Children’s mental health waiting list coverup
Mental health trust will not say how many children are on its waiting list
By Sarah Ward
Northamptonshire Healthcare Foundation Trust (NHFT) will not say how many of the county’s children are on the waiting list for mental health treatment, amid suspicions some are waiting two years for help.
The amount of children in need of CAMHS services has increased sharply in the aftermath of the pandemic, with the Guardian recently reporting that more than 400,000 children a month are receiving treatment in England, a record figure.
NHFT, which is the provider of mental health services for the county’s adults and children, published its annual quality report at the end of June and despite numerous references to issues within the children’s mental health services, it did not report how many children are waiting for help.
West Northamptonshire Council’s people scrutiny committee wrote to the trust in May before the final report had been published to express its concerns about the omission.
It wrote: “It is disappointing that there is no mention of the current waiting list for CAMHS in the county: councillors have heard that this is estimated at up to two years to receive treatment. This is alongside health services following the COVID-19 pandemic: the Nuffield Trust and the Health Foundation have identified an 81% increase in referrals for CAMHS from April to September 2021 compared to the same period in 2019. I would therefore urge NHFT to consider adding an additional priority for 2022/23 aiming to reduce urgently the waiting list for young people being referred to CAMHS for assessment and treatment.”

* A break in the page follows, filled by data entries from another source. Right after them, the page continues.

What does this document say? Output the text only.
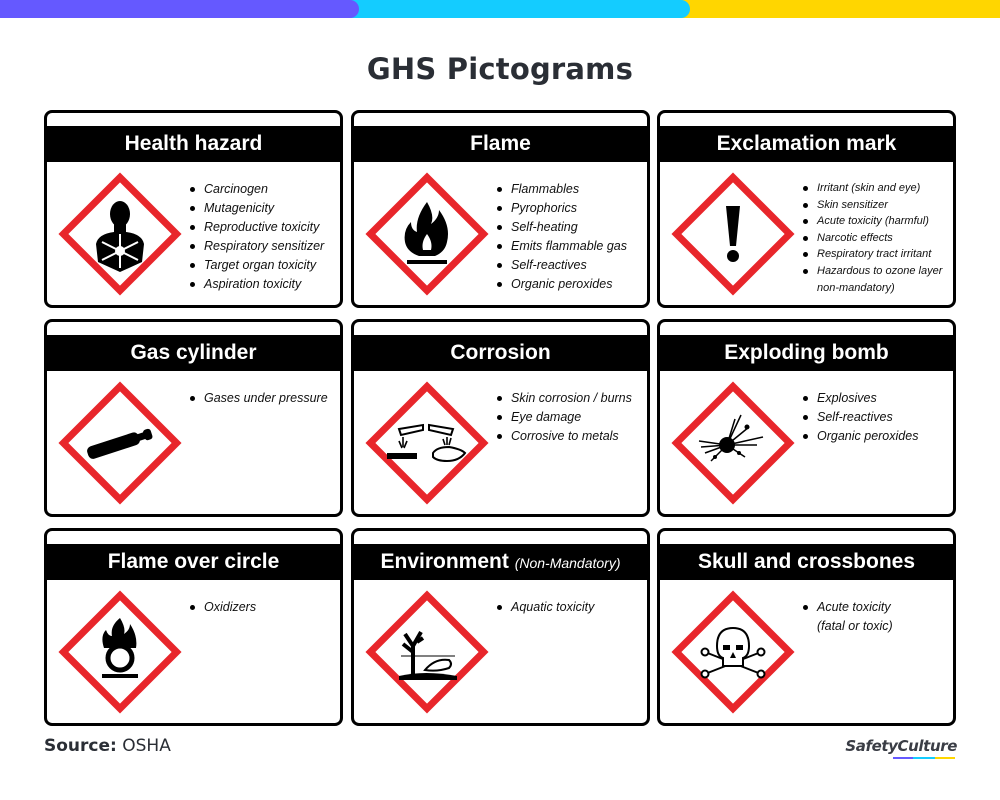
GHS Pictograms
Health hazard
Carcinogen
Mutagenicity
Reproductive toxicity
Respiratory sensitizer
Target organ toxicity
Aspiration toxicity
Flame
Flammables
Pyrophorics
Self-heating
Emits flammable gas
Self-reactives
Organic peroxides
Exclamation mark
Irritant (skin and eye)
Skin sensitizer
Acute toxicity (harmful)
Narcotic effects
Respiratory tract irritant
Hazardous to ozone layer
non-mandatory)
Gas cylinder
Gases under pressure
Corrosion
Skin corrosion / burns
Eye damage
Corrosive to metals
Exploding bomb
Explosives
Self-reactives
Organic peroxides
Flame over circle
Oxidizers
Environment (Non-Mandatory)
Aquatic toxicity
Skull and crossbones
Acute toxicity
(fatal or toxic)
Source: OSHA	SafetyCulture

On Friday NN Journal asked the trust, which is led by Angela Hillary, for the figures of the number of children waiting for treatment, the average wait from referral to treatment and the longest amount of time a child had been waiting.
A media officer for the trust said it was unable to provide an answer because, ‘the data requested is not currently in the public domain, therefore will need to go through the freedom of information process so that it can be properly collated and validated for release.’
A request to the freedom of information department can take up to 20 working days for a response and it is not guaranteed an answer will be provided.
As we reported in April, the trust is carrying out a review into the number of self harm incidents of patients being treated within its wards. There are often more than 50 incidents a month. Reducing the self harm incidents is one of the trust’s priorities for this year along with assessing issues that impact on access to CAMHS services.
An insight into the services provided by NHFT is given by a recently published report by Northamptonshire Healthwatch - an organisation which represents patients' views.
Healthwatch worked with the Northamptonshire Clinical Commissioning Group (which has now been replaced by the Integrated Care Board) to look into the patient experience of moving from the CAMHS service to adult mental health services.
The report gives an at times bleak assessment of what some users experienced.
One told Healthwatch: “In four years I only had 2 appointments with CAMHS and I wasn't sent to another service. I had to seek them out myself.”
Another said: “My mum had to beg and constantly call CAMHS to get them to see me. She helped me with the process of finding me services and has kept me motivated against a system that works against me.
And a third said: “If I had got the help I needed when I was younger, I wouldn’t need as much help now.”